Yields on 10-year municipal bonds rose to the highest level in six months as U.S. state and local governments prepare for a $1.2 trillion automatic federal budget reduction.
The interest rate on benchmark AAA munis maturing in 10 years jumped by 0.03 percentage point to 1.88 percent at 4 p.m. Wednesday in New York, according to data compiled by Bloomberg. It’s the biggest increase for the tax-exempt securities in two weeks and the highest yield since August, the data show.
Yields also increased this week to the most since Feb. 13 on taxable Build America Bonds, rising to 4.43 percent on Feb. 19, according to Bloomberg data.

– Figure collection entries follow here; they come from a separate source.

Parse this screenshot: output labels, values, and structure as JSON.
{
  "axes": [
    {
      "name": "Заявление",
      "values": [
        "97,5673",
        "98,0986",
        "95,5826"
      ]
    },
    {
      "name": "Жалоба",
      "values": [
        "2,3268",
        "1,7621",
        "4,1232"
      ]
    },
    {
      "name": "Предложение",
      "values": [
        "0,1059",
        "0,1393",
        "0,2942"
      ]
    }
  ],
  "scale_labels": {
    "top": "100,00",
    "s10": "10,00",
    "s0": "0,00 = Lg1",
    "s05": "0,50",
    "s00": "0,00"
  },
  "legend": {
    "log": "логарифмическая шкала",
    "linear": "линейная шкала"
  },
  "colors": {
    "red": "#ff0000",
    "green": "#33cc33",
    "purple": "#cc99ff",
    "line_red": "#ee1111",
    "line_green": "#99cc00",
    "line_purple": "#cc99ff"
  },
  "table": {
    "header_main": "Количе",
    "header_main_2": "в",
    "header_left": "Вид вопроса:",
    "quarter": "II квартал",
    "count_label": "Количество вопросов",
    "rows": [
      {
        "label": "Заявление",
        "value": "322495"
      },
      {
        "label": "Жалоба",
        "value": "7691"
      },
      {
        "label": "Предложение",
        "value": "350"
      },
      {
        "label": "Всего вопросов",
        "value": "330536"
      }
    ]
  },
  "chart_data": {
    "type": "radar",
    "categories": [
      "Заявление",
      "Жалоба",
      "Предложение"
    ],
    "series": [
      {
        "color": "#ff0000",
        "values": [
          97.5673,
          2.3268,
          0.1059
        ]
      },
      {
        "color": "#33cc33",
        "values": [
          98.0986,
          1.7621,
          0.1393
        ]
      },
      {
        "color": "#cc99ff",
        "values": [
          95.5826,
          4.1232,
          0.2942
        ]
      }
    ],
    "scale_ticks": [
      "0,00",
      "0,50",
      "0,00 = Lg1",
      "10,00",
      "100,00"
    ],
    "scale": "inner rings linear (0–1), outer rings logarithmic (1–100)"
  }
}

The Build America Bonds program, which gives states and cities a 35 percent subsidy on interest, is among hundreds facing reductions as a result of legislation passed in 2011 to shrink the federal deficit by $1.2 trillion over a decade. Congress delayed them until March 1. President Barack Obama’s administration has said the payments would drop by $255 million, or 7.6 percent, unless Congress averts the reductions.
Investors are “concerned with the potential for deficits at the state and local level,” said David Manges, muni trading manager at BNY Mellon Capital Markets LLC in Pittsburgh. “The sequester is going to draw money away from municipalities, specifically in the BABs program, but arguably in other ways as well.”
North Carolina sold about $697 million in AAA rated general-obligations today, with some 10-year debt priced to yield 2.03 percent, Bloomberg data show. States and localities are set to issue about $6.6 billion this week, the most since the period ended Feb. 1, the data show.